Applying the Alternating Series Error Bound, we assert that the value of \(S_3\) differs from \(S\) by no more than the magnitude of the first term we exclude, \(b_4 = 1/4.\) Accordingly, a lower bound to \(S\) is \(\par{S_3 - 1/4}\) and an upper bound to \(S\) is \(\par{S_3 + 1/4}.\) Therefore, \[S_3 - \frac{1}{4} \leq S \leq S_3 + \frac{1}{4} \pd\] Since \(S_3 = 1 - \frac{1}{2} + \frac{1}{3} = \frac{5}{6},\) we have \[S_3 - \frac{1}{4} = \frac{7}{12} \and S_3 + \frac{1}{4} = \frac{13}{12} \pd\] Thus, \[\boxed{\frac{7}{12} \leq S \leq \frac{13}{12}}\]

EXAMPLE 7

The alternating series \(\ds S = \sum_{n = 1}^\infty \frac{(-1)^n}{2\sqrt{n + 3}} \) converges and is approximated by the partial sum \(\ds S_N = \sum_{i = 1}^N \frac{(-1)^i}{2\sqrt{i + 3}} . \) Find the values of \(N\) such that the error of \(S_N\) is no greater than \(0.1.\)

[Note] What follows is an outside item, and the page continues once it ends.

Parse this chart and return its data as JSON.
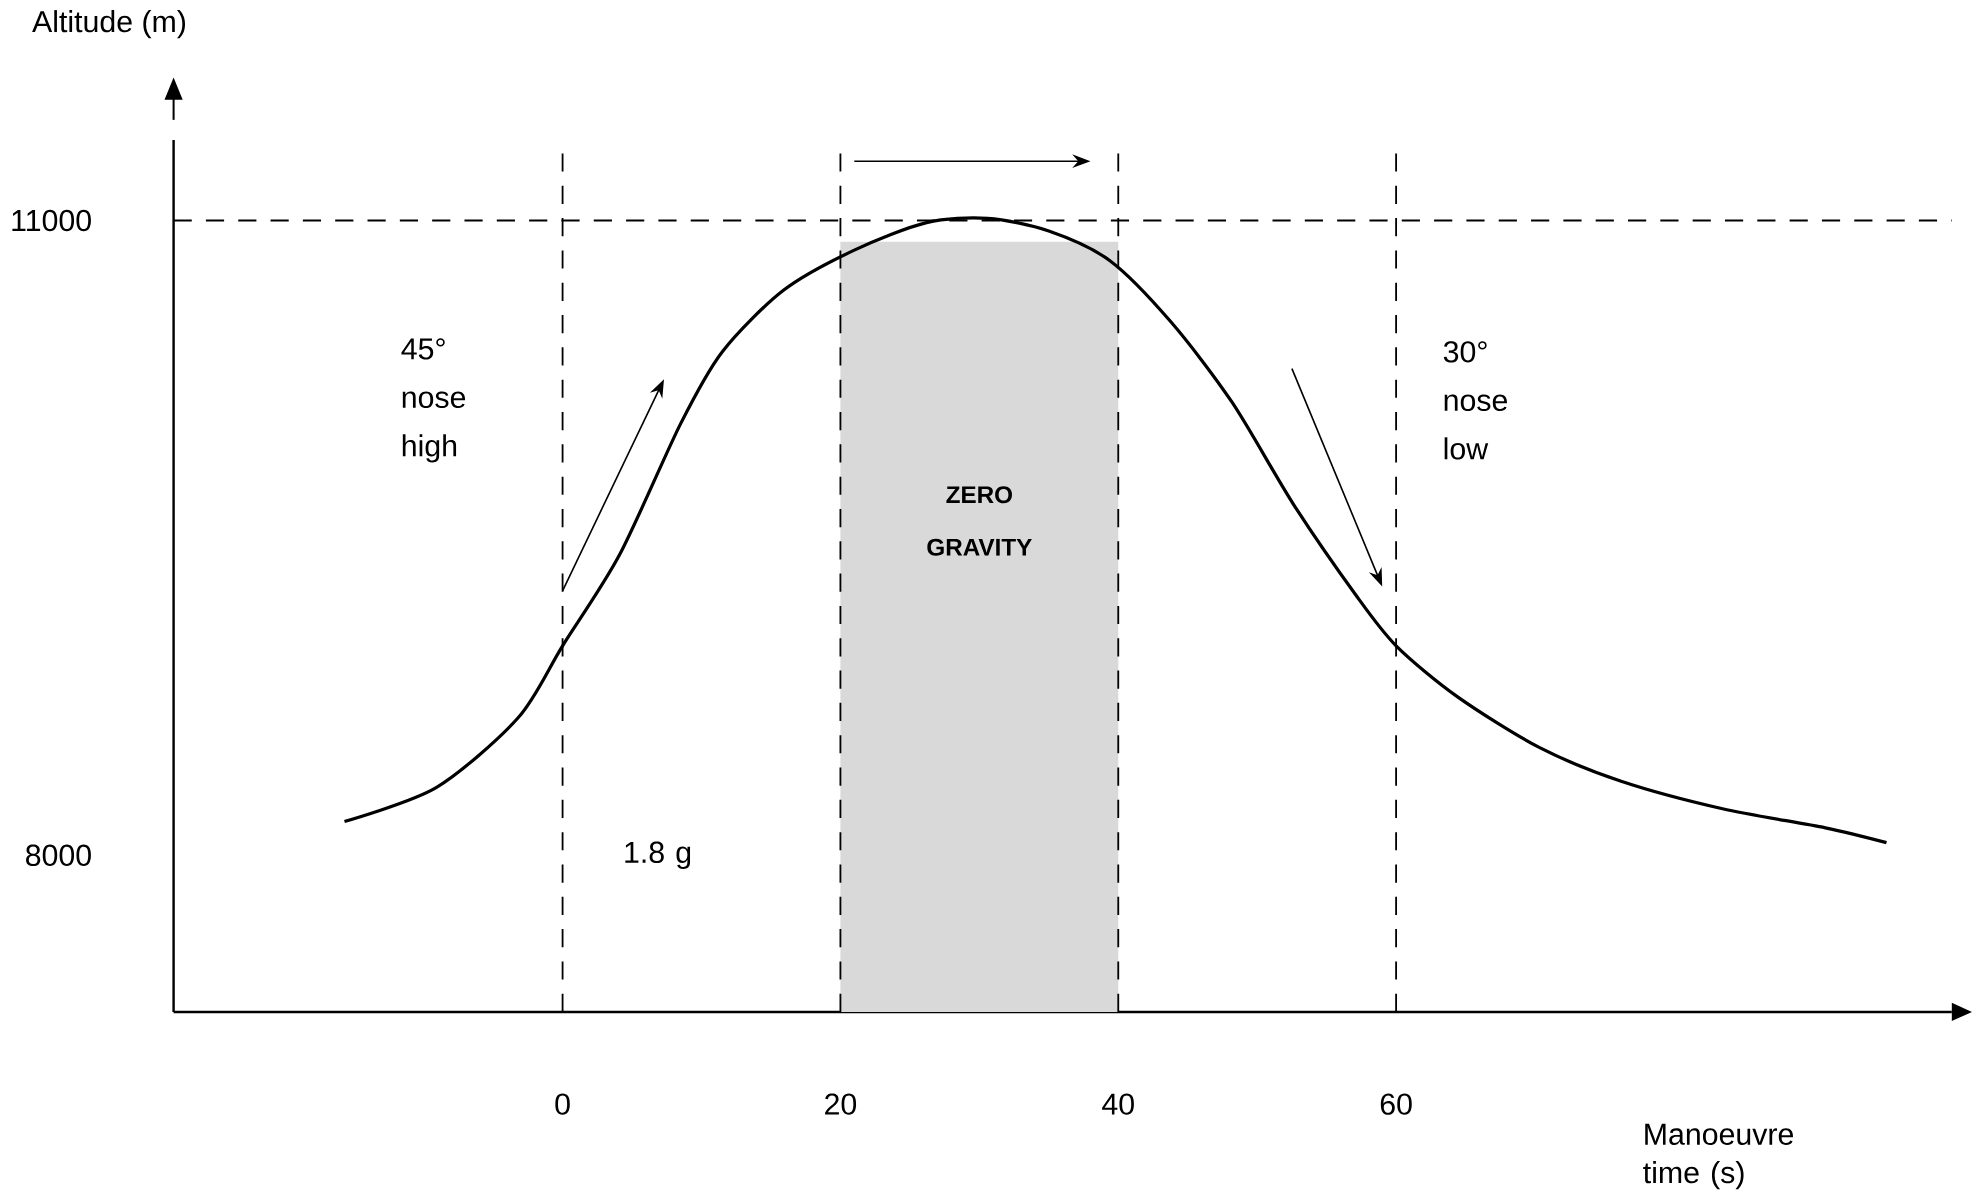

By the Alternating Series Error Bound, an error bound to \(S_N\) is \[\abs{\frac{(-1)^{N + 1}}{2 \sqrt{(N + 1) + 3}}} = \frac{1}{2 \sqrt{N + 4}} \pd\] We equate this expression to be less than or equal to \(0.1,\) finding \[ \frac{1}{2 \sqrt{N + 4}} \leq 0.1 \implies N \geq 21 \pd \] In words, for \(\boxed{N \geq 21}\) the partial sum \(S_N\) differs from \(S\) by no more than \(0.1.\)

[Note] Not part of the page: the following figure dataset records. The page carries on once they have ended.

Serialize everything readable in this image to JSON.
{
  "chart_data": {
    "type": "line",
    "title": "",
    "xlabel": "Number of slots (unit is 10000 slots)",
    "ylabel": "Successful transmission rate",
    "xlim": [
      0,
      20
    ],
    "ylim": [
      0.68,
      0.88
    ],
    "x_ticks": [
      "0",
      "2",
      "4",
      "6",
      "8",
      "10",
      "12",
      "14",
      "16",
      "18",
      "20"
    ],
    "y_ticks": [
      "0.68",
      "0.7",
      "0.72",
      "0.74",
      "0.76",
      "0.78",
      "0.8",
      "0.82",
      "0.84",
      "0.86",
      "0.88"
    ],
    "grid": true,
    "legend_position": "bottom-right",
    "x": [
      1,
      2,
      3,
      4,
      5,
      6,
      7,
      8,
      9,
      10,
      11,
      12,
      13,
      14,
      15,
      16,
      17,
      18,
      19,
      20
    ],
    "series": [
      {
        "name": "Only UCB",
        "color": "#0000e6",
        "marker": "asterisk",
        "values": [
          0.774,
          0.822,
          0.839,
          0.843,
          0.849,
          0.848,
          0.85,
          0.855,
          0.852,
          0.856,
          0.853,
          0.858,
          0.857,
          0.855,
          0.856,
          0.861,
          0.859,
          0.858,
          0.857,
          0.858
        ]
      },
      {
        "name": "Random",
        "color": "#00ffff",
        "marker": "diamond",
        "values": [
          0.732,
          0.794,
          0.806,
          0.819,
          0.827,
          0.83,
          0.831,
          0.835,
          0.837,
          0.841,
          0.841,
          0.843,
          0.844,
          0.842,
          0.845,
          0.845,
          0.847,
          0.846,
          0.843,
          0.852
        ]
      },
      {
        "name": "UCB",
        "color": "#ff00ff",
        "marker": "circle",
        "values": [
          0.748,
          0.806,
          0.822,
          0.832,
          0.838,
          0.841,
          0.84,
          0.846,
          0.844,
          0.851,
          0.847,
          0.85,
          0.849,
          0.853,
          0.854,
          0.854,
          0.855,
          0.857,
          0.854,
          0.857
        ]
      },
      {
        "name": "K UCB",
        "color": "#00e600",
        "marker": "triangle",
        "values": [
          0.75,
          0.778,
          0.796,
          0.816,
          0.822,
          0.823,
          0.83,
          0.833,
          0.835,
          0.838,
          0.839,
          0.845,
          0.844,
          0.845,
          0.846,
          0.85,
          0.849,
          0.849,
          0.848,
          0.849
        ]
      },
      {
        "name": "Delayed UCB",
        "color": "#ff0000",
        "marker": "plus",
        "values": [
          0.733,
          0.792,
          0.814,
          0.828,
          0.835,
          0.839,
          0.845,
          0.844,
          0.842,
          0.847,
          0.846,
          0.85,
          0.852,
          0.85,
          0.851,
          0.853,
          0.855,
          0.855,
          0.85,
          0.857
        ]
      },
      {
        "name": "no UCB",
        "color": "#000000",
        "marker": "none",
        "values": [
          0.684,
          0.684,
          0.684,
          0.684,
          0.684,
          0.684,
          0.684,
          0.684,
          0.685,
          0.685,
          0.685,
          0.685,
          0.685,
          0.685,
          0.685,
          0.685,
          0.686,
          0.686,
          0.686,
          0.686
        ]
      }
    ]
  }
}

Alternating Series An alternating series is a series whose terms alternate in sign. In general, an alternating series takes the form \[\sum_{n = 1}^\infty (-1)^{n + 1} \,b_n \or \sum_{n = 1}^\infty (-1)^n \, b_n \cma\] where \(b_n \gt 0.\) The factor \((-1)^n\) or \((-1)^{n + 1}\) is called an alternator since its sign changes based on whether \(n\) is odd or even. The Alternating Series Test states that \[\sum_{n = 1}^\infty (-1)^n \, b_n \cmaa b_n \gt 0 \cma\] converges if \(\lim_{n \to \infty} b_n = 0\) and \(b_{n + 1} \leq b_n\) for all \(n \geq N\) for some nonnegative integer \(N.\) In words, an alternating series converges if its terms are decreasing in magnitude to \(0.\) But this test cannot prove divergence; usually, we use the Divergence Test to assert that an alternating series is divergent. The Alternating Harmonic series is the sum of alternating reciprocals: \begin{equation} 1 - \frac{1}{2} + \frac{1}{3} - \frac{1}{4} + \frac{1}{5} - \frac{1}{6} + \cdots = \sum_{n = 1}^\infty \frac{(-1)^{n + 1}}{n} \cma \eqlabel{eq:alt-harmonic} \end{equation} which converges by the Alternating Series Test.

Alternating Series Error Bound We use the Alternating Series Error Bound to calculate the maximum amount (maximum error) by which a partial sum \(S_N\) differs from the infinite sum \(S.\) Consider the convergent alternating series \[S = \sum_{n = 1}^\infty (-1)^n \, b_n \cmaa b_n \gt 0 \pd\] If \(S_N = \sum_{i = 1}^N (-1)^i \, b_i\) is used to estimate \(S,\) then the Alternating Series Error Bound gives \[\abs{S - S_N} \leq b_{N + 1} \pd\] In words, the magnitude of the error is no greater than the first omitted term in the approximation.